World J Gastrointest Endosc. May 25, 2016; 8(10): 402-408
Published online May 25, 2016. doi: 10.4253/wjge.v8.i10.402
Safety of direct endoscopic necrosectomy in patients with gastric varices
Andrew C Storm, Christopher C Thompson
Andrew C Storm, Christopher C Thompson, Department of Medicine, Division of Gastroenterology, Hepatology and Endoscopy, Brigham and Women’s Hospital, Boston, MA 02115, United States
Author contributions: Storm AC collected data and authored the manuscript; Thompson CC devised study and performed critical review of the manuscript.
Institutional review board statement: Internal approval for data collection pertinent to this study was obtained.
Informed consent statement: Retrospectively collected data made informed consent infeasible.
Conflict-of-interest statement: Dr. Storm reports no conflicts of interest, Dr. Thompson is a consultant to Cook, Olympus and Boston Scientific.
Data sharing statement: No additional data are available.
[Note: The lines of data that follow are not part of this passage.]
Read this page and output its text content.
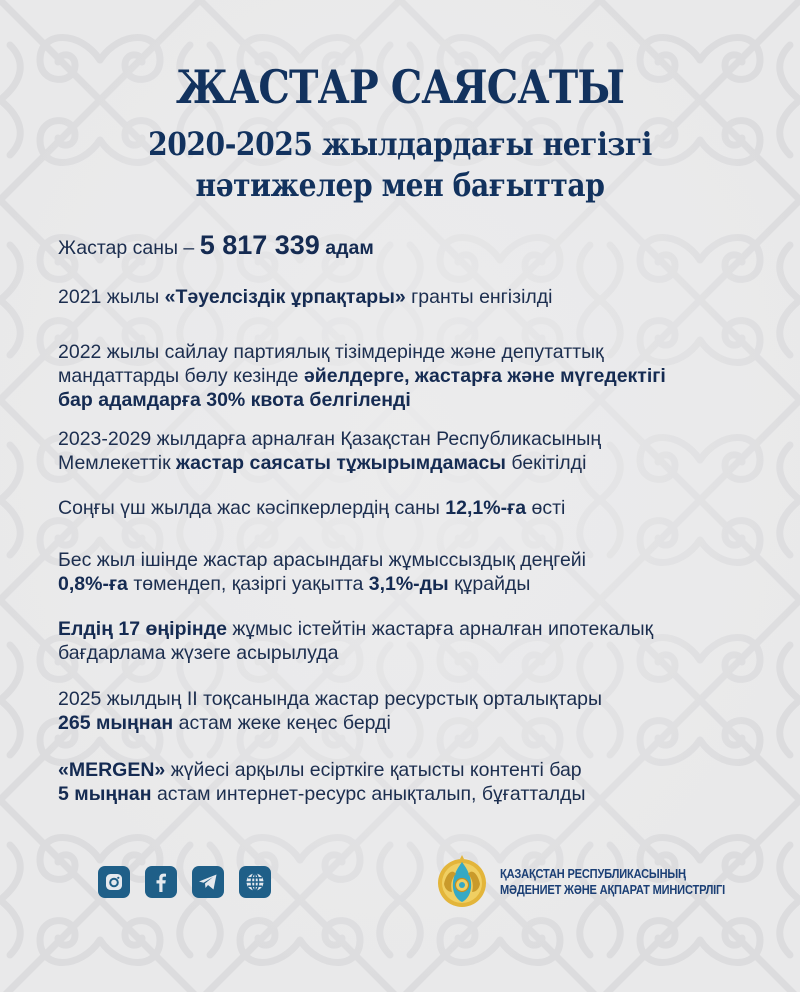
ЖАСТАР САЯСАТЫ
2020-2025 жылдардағы негізгі
нәтижелер мен бағыттар
Жастар саны – 5 817 339 адам
2021 жылы «Тәуелсіздік ұрпақтары» гранты енгізілді
2022 жылы сайлау партиялық тізімдерінде және депутаттық
мандаттарды бөлу кезінде әйелдерге, жастарға және мүгедектігі
бар адамдарға 30% квота белгіленді
2023-2029 жылдарға арналған Қазақстан Республикасының
Мемлекеттік жастар саясаты тұжырымдамасы бекітілді
Соңғы үш жылда жас кәсіпкерлердің саны 12,1%-ға өсті
Бес жыл ішінде жастар арасындағы жұмыссыздық деңгейі
0,8%-ға төмендеп, қазіргі уақытта 3,1%-ды құрайды
Елдің 17 өңірінде жұмыс істейтін жастарға арналған ипотекалық
бағдарлама жүзеге асырылуда
2025 жылдың II тоқсанында жастар ресурстық орталықтары
265 мыңнан астам жеке кеңес берді
«MERGEN» жүйесі арқылы есірткіге қатысты контенті бар
5 мыңнан астам интернет-ресурс анықталып, бұғатталды
ҚАЗАҚСТАН РЕСПУБЛИКАСЫНЫҢ
МӘДЕНИЕТ ЖӘНЕ АҚПАРАТ МИНИСТРЛІГІ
Correspondence to: Christopher C Thompson, MD, MHES, Department of Medicine, Division of Gastroenterology, Hepatology and Endoscopy, Brigham and Women’s Hospital, 75 Francis St, Boston, MA 02115, United States. ccthompson@partners.org
Telephone: +1-617-5258266 Fax: +1-617-5660338
Received: February 9, 2016
Peer-review started: February 9, 2016
First decision: March 9, 2016
Revised: March 16, 2016
Accepted: April 5, 2016
Article in press: April 6, 2016
Published online: May 25, 2016
Processing time: 98 Days and 9.4 Hours
Core Tip

Core tip: In this retrospective cohort, 15 out of 90 patients (16.7%) presenting for endoscopic necrosectomy had gastric varices. When performed with best practice technique, direct endoscopic necrosectomy may be safely performed in patients with gastric varices. The best practice technique, from Thompson et al. Pancreatology, 2015 includes: (1) EUS evaluation with doppler to confirm absence of intervening vessels; (2) injection of contrast to distend collection and create wall tension for access; (3) stiff guidewire looped in cavity to mark access site for duration of the case; (4) entry into the cavity with stiff balloon catheter dilated to 4-8 mm, then 20 mm; (5) exchange for a large-channel endoscope for lavage and debridement of necrosis; (6) placement of pigtail catheters for ongoing drainage of the cavity; and (7) avoid proton pump inhibitor to encourage ongoing digestion of necrotic material.